Chères Enseignantes,
Chers Enseignants,
Il y a dans toute salle de classe quelque chose qui ressemble à un théâtre. Des corps assis qui regardent. Une parole qui tente de faire exister quelque chose. Et la question, toujours, de savoir si ça prend — si l’attention se lève, si quelque chose passe.
C’est peut-être pour cela que nous nous adressons à vous en premier.
Cette saison s’appelle Un lieu à soi. Nous l’empruntons à Virginia Woolf, qui réclamait
pour les femmes — et pour toutes celles et ceux qu’on avait écartés des pelouses et des
bibliothèques — un espace physique et mental soustrait à l’injonction de se rendre utile, de se faire discret, de s’effacer. Ce lieu à soi n’était pas un repli. C’était la condition du commun. De la solitude féconde, disait-elle, surgit la pensée la plus partageable. Nous avons fait de cette idée un horizon poétique, et c’est tout notre programme. Ambitieux autant que réaliste.
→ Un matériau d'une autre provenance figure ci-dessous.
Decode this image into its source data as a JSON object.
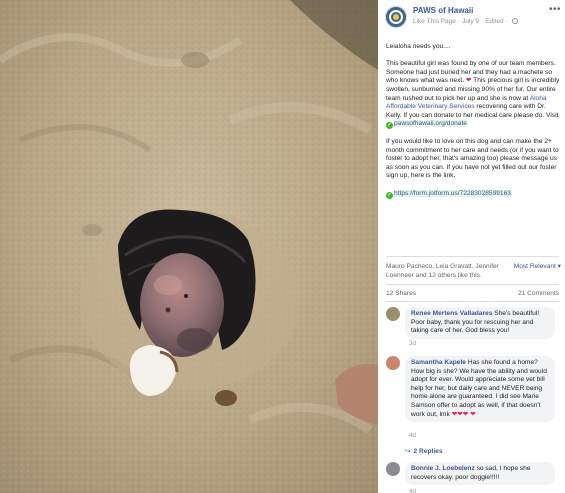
{
  "post": {
    "page_name": "PAWS of Hawaii",
    "like_page": "Like This Page",
    "date": "July 9",
    "edited": "Edited",
    "more_icon": "more-dots-icon",
    "body": {
      "p1": "Leialoha needs you....",
      "p2_a": "This beautiful girl was found by one of our team members. Someone had just buried her and they had a machete so who knows what was next.",
      "p2_b": "This precious girl is incredibly swollen, sunburned and missing 90% of her fur. Our entire team rushed out to pick her up and she is now at",
      "p2_link": "Aloha Affordable Veterinary Services",
      "p2_c": "recovering care with Dr. Kelly. If you can donate to her medical care please do. Visit",
      "donate_link": "pawsofhawaii.org/donate",
      "p3": "If you would like to love on this dog and can make the 2+ month commitment to her care and needs (or if you want to foster to adopt her, that's amazing too) please message us as soon as you can. If you have not yet filled out our foster sign up, here is the link.",
      "form_link": "https://form.jotform.us/72283028599163"
    }
  },
  "engagement": {
    "likes_text": "Mauro Pacheco, Leia Gravatt, Jennifer Loenneer and 12 others like this.",
    "most_relevant": "Most Relevant ▾",
    "shares": "12 Shares",
    "comments": "21 Comments"
  },
  "comments": [
    {
      "author": "Renee Mertens Valladares",
      "text": "She's beautiful! Poor baby, thank you for rescuing her and taking care of her. God bless you!",
      "time": "3d",
      "avatar_color": "#9a8f6a"
    },
    {
      "author": "Samantha Kapele",
      "text": "Has she found a home? How big is she? We have the ability and would adopt for ever. Would appreciate some vet bill help for her, but daily care and NEVER being home alone are guaranteed. I did see Marie Samson offer to adopt as well, if that doesn't work out, lmk",
      "time": "4d",
      "avatar_color": "#c9866a"
    },
    {
      "author": "Bonnie J. Loebelenz",
      "text": "so sad, I hope she recovers okay. poor doggie!!!!!",
      "time": "4d",
      "avatar_color": "#8c8a94"
    }
  ],
  "replies_label": "2 Replies",
  "colors": {
    "link": "#385898",
    "meta": "#90949c",
    "bubble": "#f2f3f5",
    "heart": "#e0245e",
    "check": "#42b72a"
  }
}
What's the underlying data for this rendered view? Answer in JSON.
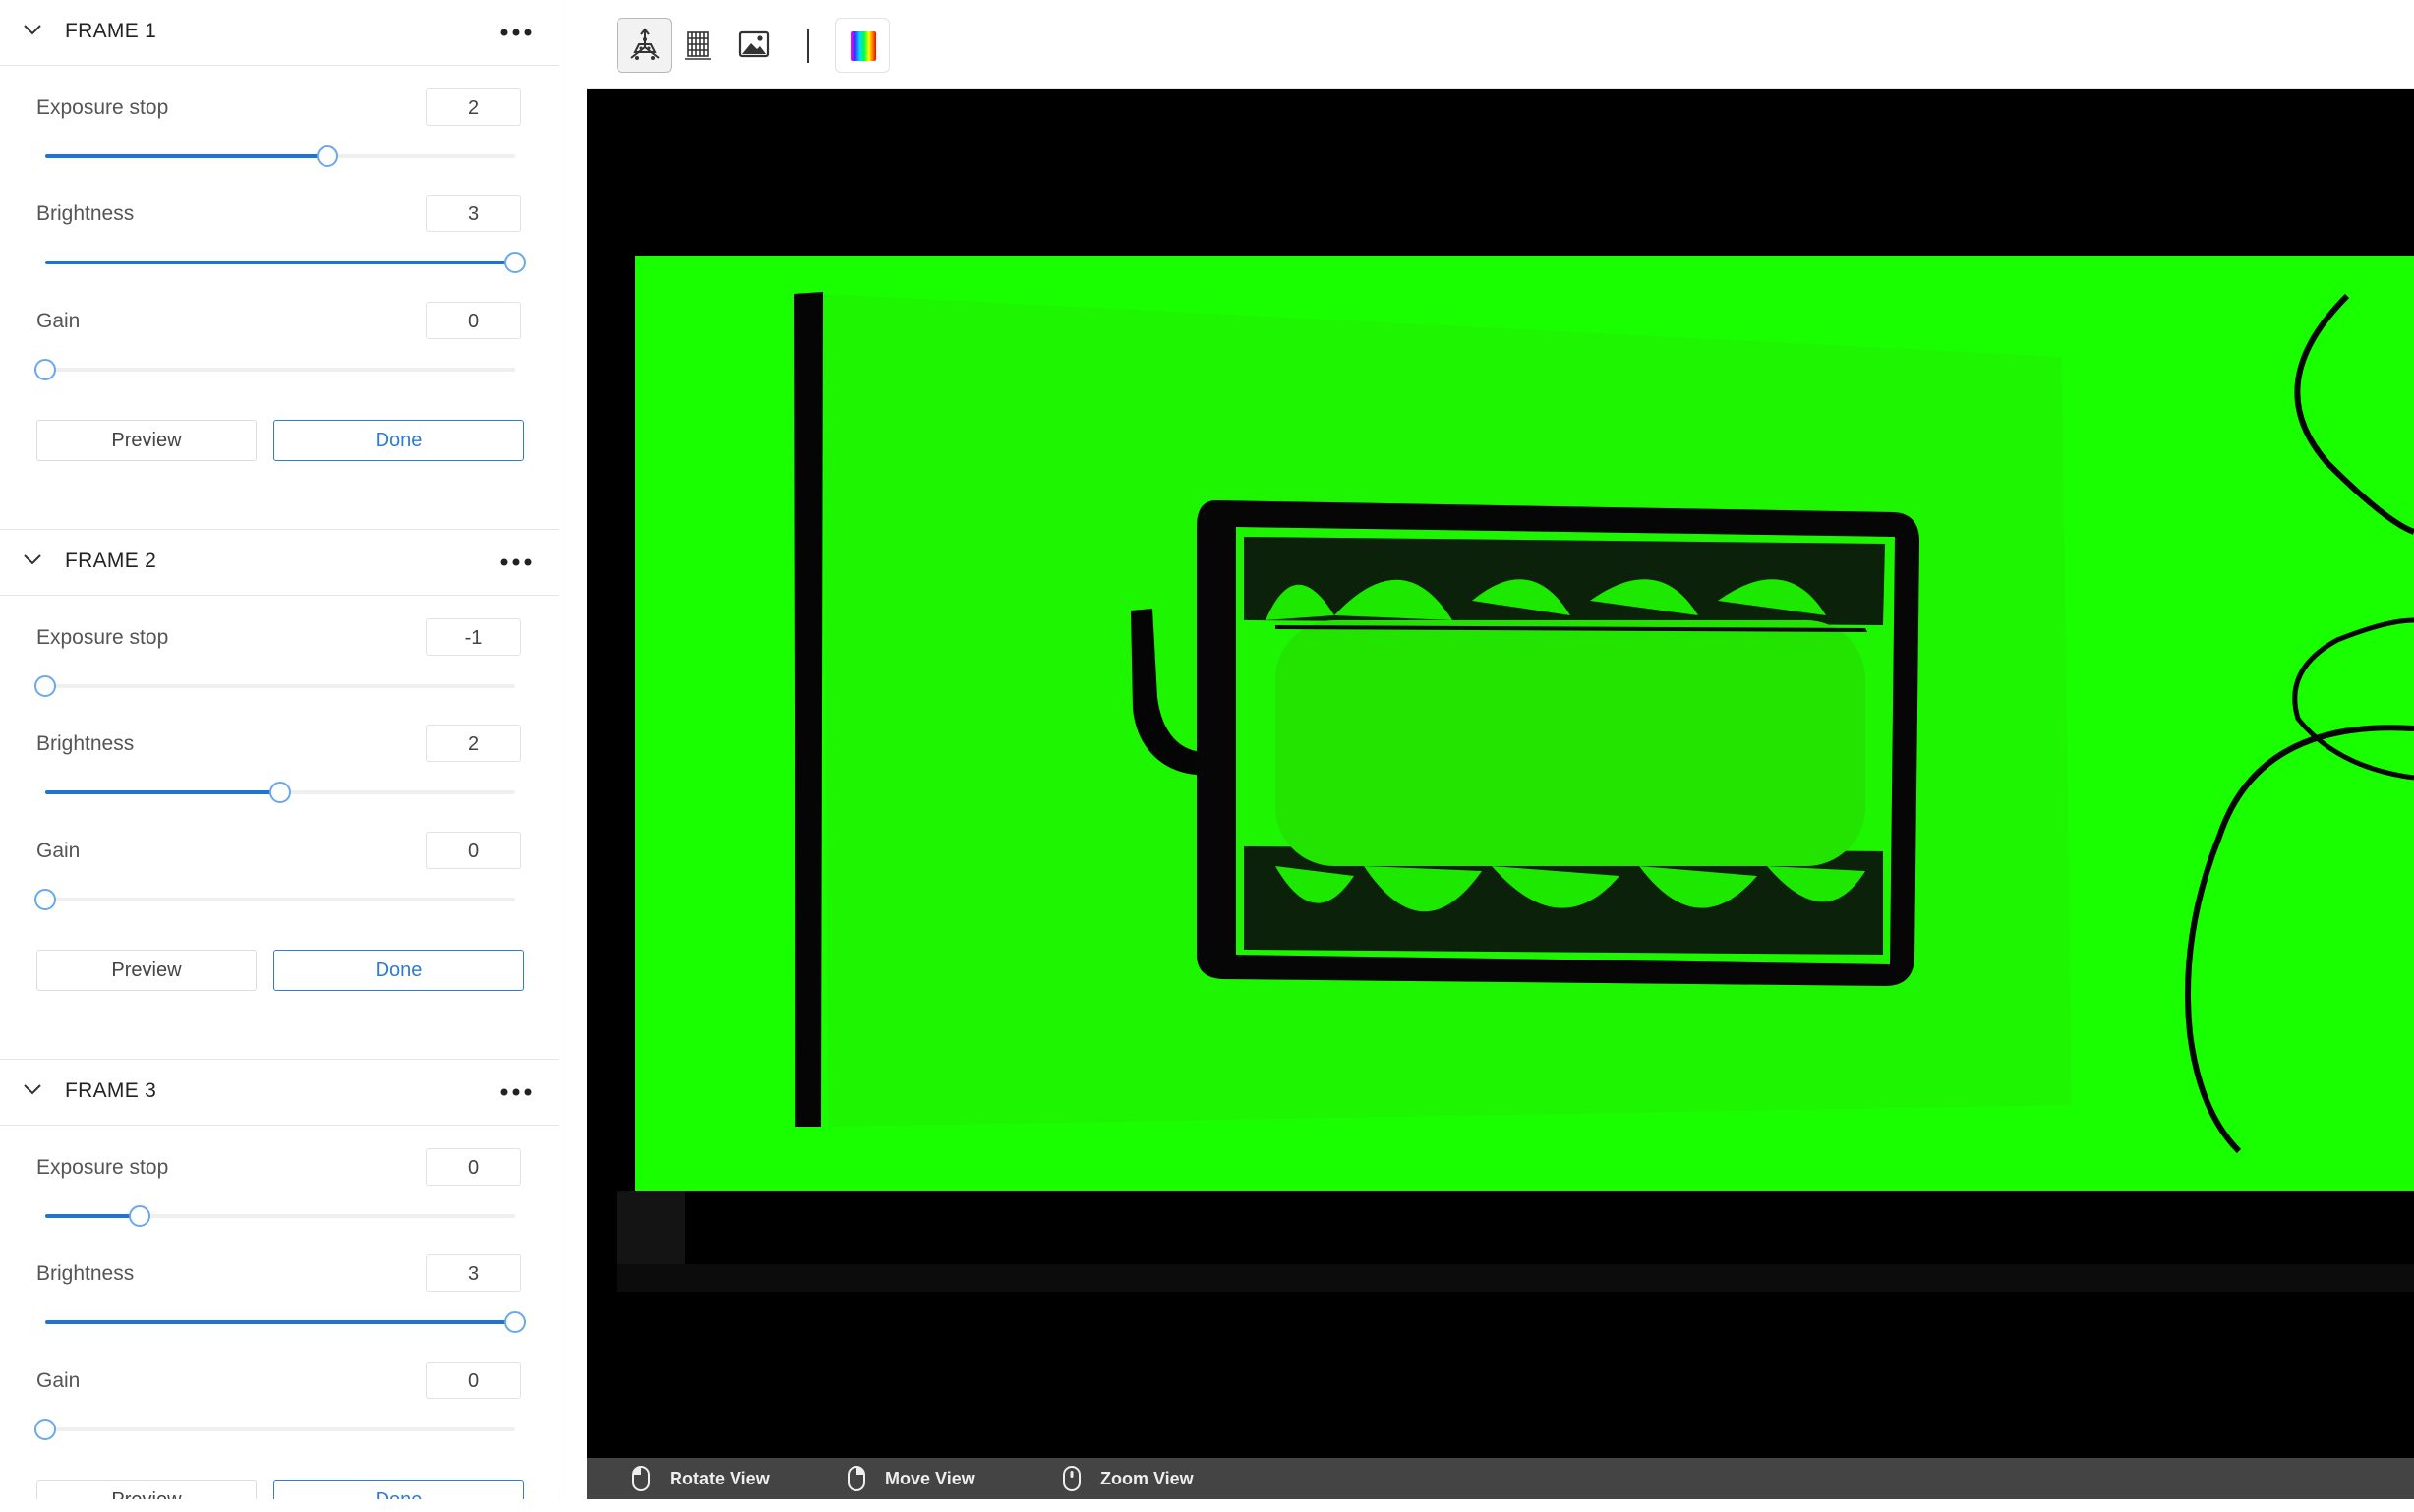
{
  "frames": [
    {
      "title": "FRAME 1",
      "params": [
        {
          "label": "Exposure stop",
          "value": "2",
          "level": 0.6
        },
        {
          "label": "Brightness",
          "value": "3",
          "level": 1.0
        },
        {
          "label": "Gain",
          "value": "0",
          "level": 0.0
        }
      ],
      "preview_label": "Preview",
      "done_label": "Done"
    },
    {
      "title": "FRAME 2",
      "params": [
        {
          "label": "Exposure stop",
          "value": "-1",
          "level": 0.0
        },
        {
          "label": "Brightness",
          "value": "2",
          "level": 0.5
        },
        {
          "label": "Gain",
          "value": "0",
          "level": 0.0
        }
      ],
      "preview_label": "Preview",
      "done_label": "Done"
    },
    {
      "title": "FRAME 3",
      "params": [
        {
          "label": "Exposure stop",
          "value": "0",
          "level": 0.2
        },
        {
          "label": "Brightness",
          "value": "3",
          "level": 1.0
        },
        {
          "label": "Gain",
          "value": "0",
          "level": 0.0
        }
      ],
      "preview_label": "Preview",
      "done_label": "Done"
    }
  ],
  "toolbar": {
    "tools": [
      {
        "icon": "point-cloud-3d-icon",
        "active": true
      },
      {
        "icon": "depth-map-icon",
        "active": false
      },
      {
        "icon": "image-icon",
        "active": false
      },
      {
        "icon": "color-spectrum-icon",
        "active": false
      }
    ]
  },
  "status_bar": {
    "items": [
      {
        "icon": "mouse-left-icon",
        "label": "Rotate View"
      },
      {
        "icon": "mouse-right-icon",
        "label": "Move View"
      },
      {
        "icon": "mouse-wheel-icon",
        "label": "Zoom View"
      }
    ]
  },
  "colors": {
    "accent": "#1e74d6",
    "point_cloud": "#19ff00",
    "viewer_bg": "#000000",
    "status_bar_bg": "#444444"
  }
}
Une programmation qui part des corps — corps qui s’arrachent à la gravité ou s’y enfoncent, corps adolescents qui voyagent entre passé et présent, corps qui vieillissent et traversent les générations, corps qui tatouent leur histoire sur leur peau comme une autre façon d’écrire le monde. Une programmation qui part des voix — voix de femmes qui racontent leur rapport à la ville et à ce qui leur est soustrait, voix d’hommes qui se souviennent de leur adolescence sur des terres colonisées, voix d’une abbesse du XIIIe siècle qui remonte à la surface et éclaire, avec une précision troublante, le destin des femmes d’aujourd’hui.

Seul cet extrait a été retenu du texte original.